Numerical and Experimental Modeling of Levee Breach Including Slumping Failure of Breach Sides: Fid-Bau Portal

Numerical and Experimental Modeling of Levee Breach Including Slumping Failure of Breach Sides

Elalfy, Ezzat / Tabrizi, Ali Asghari / Chaudhry, M. Hanif

The overtopping failure of noncohesive earthen levees was investigated by considering sediment transport by flowing water and including slumping failure due to slope instability. The breach-shape evolution and breach hydrograph were measured during laboratory experiments. The experiments were performed with different inlet discharges and downstream boundary conditions. Detailed levee breach experimental results are presented, which may be used by other researchers to verify their computer models. A two-dimensional, finite-difference numerical model was developed, which solves the shallow-water equations along with the sediment-mass-conservation equation, in which a new source term is included to account for slumping failure. First, the hydrodynamic part of the model was validated against a steady flow through a levee breach. The predicted and the measured results are in good agreement in terms of the water depth and flow velocity within the main channel and the breach area. Then, the numerical model, which includes the modified sediment-mass-conservation equation, was validated by comparing the results with the test data of overtopping failure of a noncohesive earthen levee.

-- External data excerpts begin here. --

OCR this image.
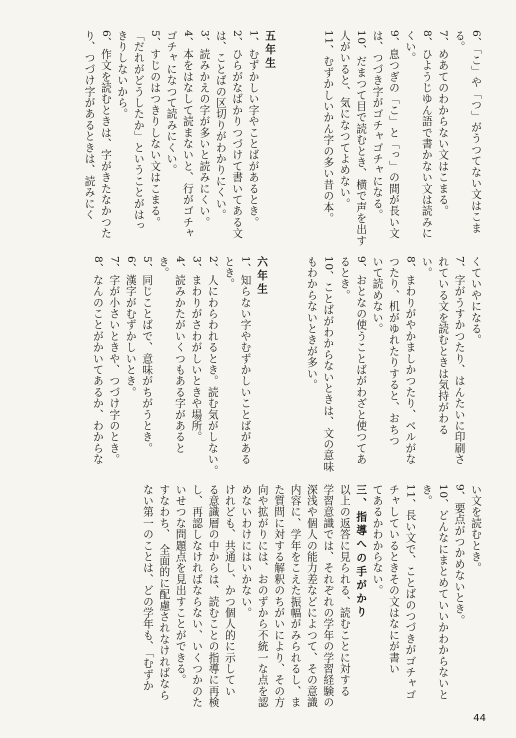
6、「こ」や「つ」がうつてない文はこま
る。
7、めあてのわからない文はこまる。
8、ひようじゆん語で書かない文は読みに
くい。
9、息つぎの「こ」と「っ」の間が長い文
は、つづき字がゴチャゴチャになる。
10、だまつて目で読むとき、横で声を出す
人がいると、気になつてよめない。
11、むずかしいかん字の多い昔の本。
五年生
1、むずかしい字やことばがあるとき。
2、ひらがなばかりつづけて書いてある文
は、ことばの区切りがわかりにくい。
3、読みかえの字が多いと読みにくい。
4、本をはなして読まないと、行がゴチャ
ゴチャになつて読みにくい。
5、すじのはつきりしない文はこまる。
「だれがどうしたか」ということがはっ
きりしないから。
6、作文を読むときは、字がきたなかつた
り、つづけ字があるときは、読みにく
くていやになる。
7、字がうすかつたり、はんたいに印刷さ
れている文を読むときは気持がわる
い。
8、まわりがやかましかつたり、ベルがな
つたり、机がゆれたりすると、おちつ
いて読めない。
9、おとなの使うことばがわざと使つてあ
るとき。
10、ことばがわからないときは、文の意味
もわからないときが多い。
六年生
1、知らない字やむずかしいことばがある
とき。
2、人にわらわれるとき。読む気がしない。
3、まわりがさわがしいときや場所。
4、読みかたがいくつもある字があると
き。
5、同じことばで、意味がちがうとき。
6、漢字がむずかしいとき。
7、字が小さいときや、つづけ字のとき。
8、なんのことがかいてあるか、わからな
い文を読むとき。
9、要点がつかめないとき。
10、どんなにまとめていいかわからないと
き。
11、長い文で、ことばのつづきがゴチャゴ
チャしているときその文はなにが書い
てあるかわからない。
三、指導への手がかり
以上の返答に見られる、読むことに対する
学習意識では、それぞれの学年の学習経験の
深浅や個人の能力差などによつて、その意識
内容に、学年をこえた振幅がみられるし、ま
た質問に対する解釈のちがいにより、その方
向や拡がりには、おのずから不統一な点を認
めないわけにはいかない。
けれども、共通し、かつ個人的に示してい
る意識層の中からは、読むことの指導に再検
し、再認しなければならない、いくつかのた
いせつな問題点を見出すことができる。
すなわち、 全面的に配慮されなければなら
ない第一のことは、どの学年も、「むずか
44
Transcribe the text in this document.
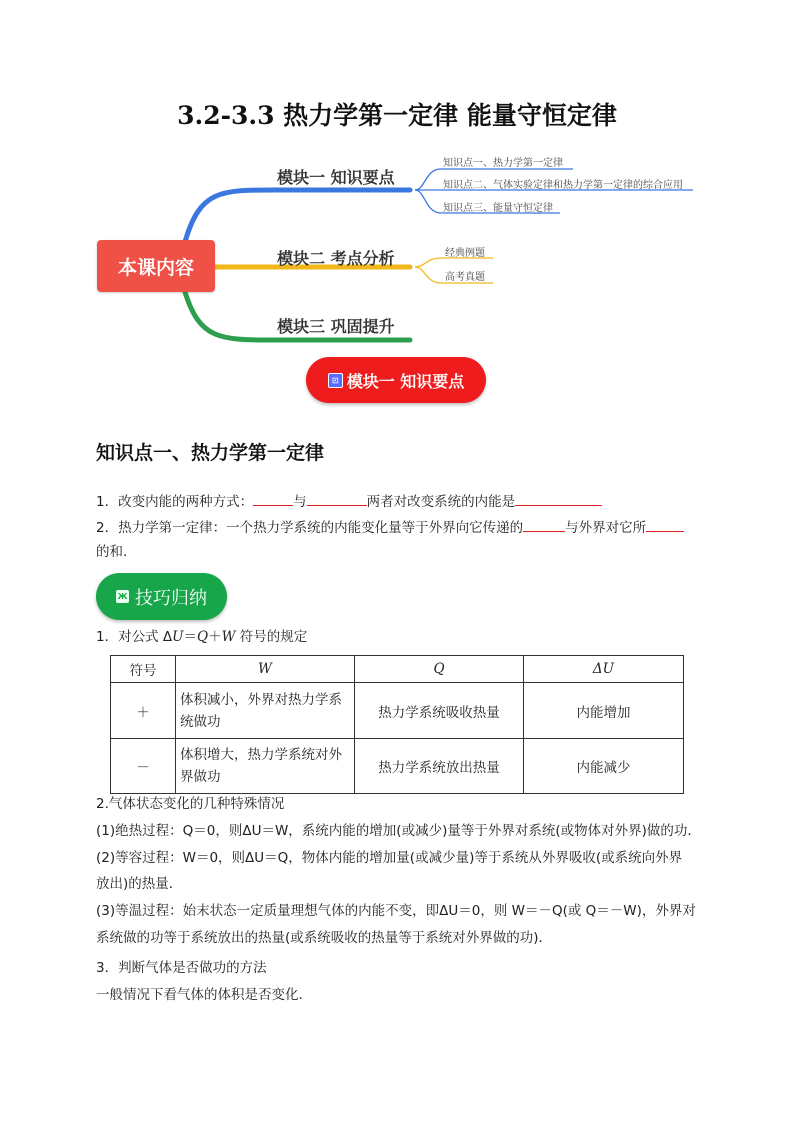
3.2-3.3 热力学第一定律 能量守恒定律
本课内容
模块一 知识要点
模块二 考点分析
模块三 巩固提升
知识点一、热力学第一定律
知识点二、气体实验定律和热力学第一定律的综合应用
知识点三、能量守恒定律
经典例题
高考真题
⊡ 模块一 知识要点
知识点一、热力学第一定律
1．改变内能的两种方式：	与	两者对改变系统的内能是
2．热力学第一定律：一个热力学系统的内能变化量等于外界向它传递的	与外界对它所
的和．
Ж 技巧归纳
1．对公式 ΔU＝Q＋W 符号的规定
符号	W	Q	ΔU
＋	体积减小，外界对热力学系统做功	热力学系统吸收热量	内能增加
－	体积增大，热力学系统对外界做功	热力学系统放出热量	内能减少
2.气体状态变化的几种特殊情况
(1)绝热过程：Q＝0，则ΔU＝W，系统内能的增加(或减少)量等于外界对系统(或物体对外界)做的功．
(2)等容过程：W＝0，则ΔU＝Q，物体内能的增加量(或减少量)等于系统从外界吸收(或系统向外界
放出)的热量．
(3)等温过程：始末状态一定质量理想气体的内能不变，即ΔU＝0，则 W＝－Q(或 Q＝－W)，外界对
系统做的功等于系统放出的热量(或系统吸收的热量等于系统对外界做的功)．
3．判断气体是否做功的方法
一般情况下看气体的体积是否变化．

The model successfully predicted the breach characteristics (i.e., breach-shape evolution and breach hydrograph). Moreover, a sensitivity analysis was conducted to study the effects of different model parameters on breach shape. It was observed that the breach dimensions (i.e., top width and maximum depth) are directly proportional to the Manning roughness coefficient and to the coefficient of the Meyer-Peter Müller formula. As the sediment repose angle increases, the breach top width decreases and the maximum depth of the breach increases.